While three different classes of antivirals are approved by the U.S. Food and Drug Administration for use against influenza, they each have a low genetic barrier against viral resistance. One of these classes is no longer recommended by the Centers for Disease Control and Prevention due to widespread presence of resistance mutations in circulating human and animal influenza A virus strains. Resistance has also been frequently observed to the other two classes of antivirals in human viruses.
"Developing novel therapeutics to mitigate seasonal influenza and improve preparedness against future influenza pandemics is an urgent priority because of pre-existing or rapidly emerging resistance of influenza viruses to approved antivirals," said Carolin Lieber, first author of the study and a postdoctoral fellow in the Center for Translational Antiviral Research in the Institute for Biomedical Sciences at Georgia State.
"In this study, we tested the potential of 4'-FlU as an influenza drug and found that resistant influenza A virus variants are severely weakened in mice. In ferrets, these resistant variants are impaired in their ability to invade the lower respiratory tract and cause viral pneumonia, in addition to being transmission-defective or compromised," Lieber said.
In cell culture, six different escape lineages with distinct mutations were found. The mutations adhered to three distinct structural clusters that are all predicted to affect the active site of the viral RNA-dependent RNA polymerase complex, leading to moderately reduced viral sensitivity to the drug, according to the study's findings.

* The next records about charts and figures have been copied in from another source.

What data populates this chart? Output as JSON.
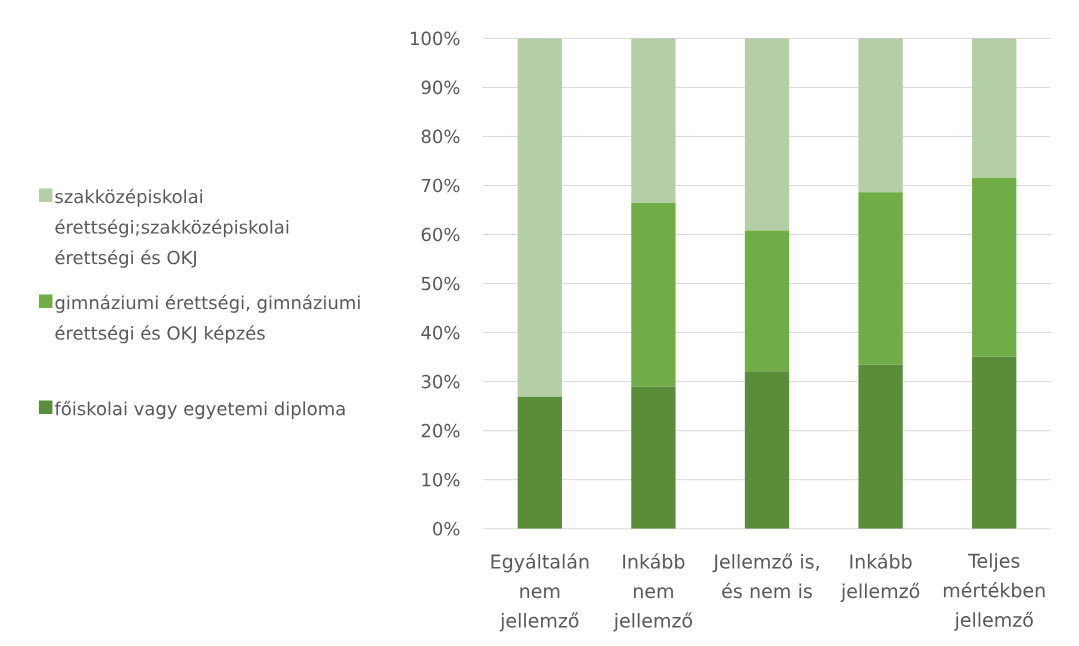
{
  "chart_data": {
    "type": "bar",
    "stacked": true,
    "categories": [
      "Egyáltalán nem jellemző",
      "Inkább nem jellemző",
      "Jellemző is, és nem is",
      "Inkább jellemző",
      "Teljes mértékben jellemző"
    ],
    "series": [
      {
        "name": "főiskolai vagy egyetemi diploma",
        "color": "#5a8d39",
        "values": [
          26.9,
          29.0,
          32.1,
          33.5,
          35.1
        ]
      },
      {
        "name": "gimnáziumi érettségi, gimnáziumi érettségi és OKJ képzés",
        "color": "#70ad47",
        "values": [
          0,
          37.4,
          28.7,
          35.1,
          36.4
        ]
      },
      {
        "name": "szakközépiskolai érettségi;szakközépiskolai érettségi és OKJ",
        "color": "#b4cea6",
        "values": [
          73.1,
          33.6,
          39.2,
          31.4,
          28.5
        ]
      }
    ],
    "ylim": [
      0,
      100
    ],
    "yticks": [
      {
        "value": 0,
        "label": "0%"
      },
      {
        "value": 10,
        "label": "10%"
      },
      {
        "value": 20,
        "label": "20%"
      },
      {
        "value": 30,
        "label": "30%"
      },
      {
        "value": 40,
        "label": "40%"
      },
      {
        "value": 50,
        "label": "50%"
      },
      {
        "value": 60,
        "label": "60%"
      },
      {
        "value": 70,
        "label": "70%"
      },
      {
        "value": 80,
        "label": "80%"
      },
      {
        "value": 90,
        "label": "90%"
      },
      {
        "value": 100,
        "label": "100%"
      }
    ],
    "grid": "y",
    "legend": "left"
  }
}
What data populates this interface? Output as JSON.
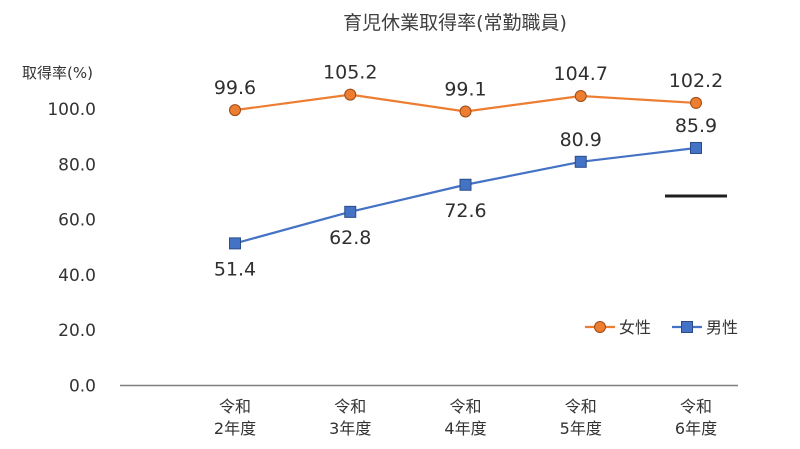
{
  "chart_data": {
    "type": "line",
    "title": "育児休業取得率(常勤職員)",
    "ylabel": "取得率(%)",
    "xlabel": "",
    "ylim": [
      0,
      100
    ],
    "yticks": [
      "0.0",
      "20.0",
      "40.0",
      "60.0",
      "80.0",
      "100.0"
    ],
    "categories": [
      [
        "令和",
        "2年度"
      ],
      [
        "令和",
        "3年度"
      ],
      [
        "令和",
        "4年度"
      ],
      [
        "令和",
        "5年度"
      ],
      [
        "令和",
        "6年度"
      ]
    ],
    "series": [
      {
        "name": "女性",
        "values": [
          99.6,
          105.2,
          99.1,
          104.7,
          102.2
        ],
        "labels": [
          "99.6",
          "105.2",
          "99.1",
          "104.7",
          "102.2"
        ],
        "color": "#ED7D31",
        "marker": "circle"
      },
      {
        "name": "男性",
        "values": [
          51.4,
          62.8,
          72.6,
          80.9,
          85.9
        ],
        "labels": [
          "51.4",
          "62.8",
          "72.6",
          "80.9",
          "85.9"
        ],
        "color": "#4472C4",
        "marker": "square"
      }
    ],
    "legend_position": "bottom-right",
    "grid": false,
    "annotations": [
      {
        "type": "underline",
        "series": 1,
        "point": 4
      }
    ]
  }
}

The study also found that oral 4'-FlU administered at the lowest efficacious dose (2 mg/kg) or elevated dose (10 mg/kg) overcame moderate resistance when mice were infected with a lethal amount of influenza virions. This was demonstrated by significantly reduced virus load and complete survival, the authors reported.

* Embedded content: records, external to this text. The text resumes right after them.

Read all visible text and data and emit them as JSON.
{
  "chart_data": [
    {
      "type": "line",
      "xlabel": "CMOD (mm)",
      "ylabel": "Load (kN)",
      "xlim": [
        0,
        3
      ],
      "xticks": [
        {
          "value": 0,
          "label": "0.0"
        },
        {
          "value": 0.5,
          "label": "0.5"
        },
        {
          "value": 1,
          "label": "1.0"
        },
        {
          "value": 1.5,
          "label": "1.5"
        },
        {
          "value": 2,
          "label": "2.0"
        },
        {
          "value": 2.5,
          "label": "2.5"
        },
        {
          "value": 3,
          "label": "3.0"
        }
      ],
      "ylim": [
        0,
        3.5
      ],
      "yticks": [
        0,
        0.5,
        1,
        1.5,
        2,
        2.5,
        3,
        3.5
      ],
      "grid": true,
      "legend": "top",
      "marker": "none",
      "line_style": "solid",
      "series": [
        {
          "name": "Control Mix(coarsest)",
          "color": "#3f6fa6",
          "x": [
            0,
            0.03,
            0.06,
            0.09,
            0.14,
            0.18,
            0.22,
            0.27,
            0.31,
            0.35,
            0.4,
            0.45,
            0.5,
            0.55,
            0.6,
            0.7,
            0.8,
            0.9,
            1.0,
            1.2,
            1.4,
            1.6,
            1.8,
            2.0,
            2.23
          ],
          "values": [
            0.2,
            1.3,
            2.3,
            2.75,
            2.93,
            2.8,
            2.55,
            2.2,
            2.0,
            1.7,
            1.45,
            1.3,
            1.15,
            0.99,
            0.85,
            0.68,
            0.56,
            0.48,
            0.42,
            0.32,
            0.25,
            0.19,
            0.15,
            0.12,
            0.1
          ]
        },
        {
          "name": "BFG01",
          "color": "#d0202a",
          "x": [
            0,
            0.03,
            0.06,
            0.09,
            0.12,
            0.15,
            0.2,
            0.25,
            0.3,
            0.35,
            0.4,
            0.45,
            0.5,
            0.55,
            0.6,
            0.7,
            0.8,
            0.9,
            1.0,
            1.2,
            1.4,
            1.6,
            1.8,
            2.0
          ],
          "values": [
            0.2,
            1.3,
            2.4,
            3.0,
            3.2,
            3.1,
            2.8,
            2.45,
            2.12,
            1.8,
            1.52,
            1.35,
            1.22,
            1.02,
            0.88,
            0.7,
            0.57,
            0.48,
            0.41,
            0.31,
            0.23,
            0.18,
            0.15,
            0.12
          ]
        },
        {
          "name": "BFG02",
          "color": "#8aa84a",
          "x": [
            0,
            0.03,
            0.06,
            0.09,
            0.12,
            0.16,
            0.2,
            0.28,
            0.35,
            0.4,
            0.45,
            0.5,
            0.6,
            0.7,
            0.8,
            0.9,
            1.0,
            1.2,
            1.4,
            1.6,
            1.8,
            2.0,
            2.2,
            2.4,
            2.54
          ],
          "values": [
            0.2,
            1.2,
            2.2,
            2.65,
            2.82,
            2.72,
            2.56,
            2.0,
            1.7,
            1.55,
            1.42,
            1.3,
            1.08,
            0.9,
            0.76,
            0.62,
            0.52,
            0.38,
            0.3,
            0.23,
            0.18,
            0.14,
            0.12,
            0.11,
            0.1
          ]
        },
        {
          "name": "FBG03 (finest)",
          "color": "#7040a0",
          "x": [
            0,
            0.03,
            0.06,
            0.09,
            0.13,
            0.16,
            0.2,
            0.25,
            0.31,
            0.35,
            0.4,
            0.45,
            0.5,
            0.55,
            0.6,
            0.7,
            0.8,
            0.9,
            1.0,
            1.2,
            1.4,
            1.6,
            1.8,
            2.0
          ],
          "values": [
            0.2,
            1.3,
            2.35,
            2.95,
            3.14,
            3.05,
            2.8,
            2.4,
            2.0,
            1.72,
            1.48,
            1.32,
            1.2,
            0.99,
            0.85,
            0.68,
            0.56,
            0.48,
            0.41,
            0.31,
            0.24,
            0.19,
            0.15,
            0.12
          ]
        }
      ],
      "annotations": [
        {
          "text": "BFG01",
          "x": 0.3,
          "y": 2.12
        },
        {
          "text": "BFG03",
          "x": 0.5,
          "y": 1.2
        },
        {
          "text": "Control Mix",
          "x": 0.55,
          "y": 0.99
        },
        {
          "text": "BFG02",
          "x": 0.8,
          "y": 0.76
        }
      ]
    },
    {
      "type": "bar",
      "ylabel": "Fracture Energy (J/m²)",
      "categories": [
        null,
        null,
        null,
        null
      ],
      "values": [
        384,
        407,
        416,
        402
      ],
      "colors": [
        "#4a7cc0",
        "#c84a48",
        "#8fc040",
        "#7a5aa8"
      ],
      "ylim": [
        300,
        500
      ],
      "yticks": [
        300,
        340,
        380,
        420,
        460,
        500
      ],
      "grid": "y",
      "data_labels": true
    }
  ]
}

"We discovered that we could fully mitigate lethal infection with the resistant variants and viral spread with standard or five-fold elevated oral dose of 4'-FlU," said Richard Plemper, senior author of the study, Regents' Professor in the Institute for Biomedical Sciences and director of the Center for Translational Antiviral Research at Georgia State. "These results demonstrate that partial CA09 escape from 4'-FlU is feasible in principle, but escape mutation clusters are unlikely to reach clinical significance or persist in circulation."
Additional authors of the study include Hae-Ji Kang, Megha Aggarwal, Jeong-Joong Yoon and Robert M. Cox of the Center for Translational Antiviral Research in the Institute for Biomedical Sciences at Georgia State; Nicole A. Lieberman, Elizabeth B. Sobolik and Alexander L. Greninger of the University of Washington Medical Center; and Michael G. Natchus of the Emory Institute for Drug Development and Emory University School of Medicine.
The study is funded by the National Institutes of Health's National Institute of Allergy and Infectious Diseases.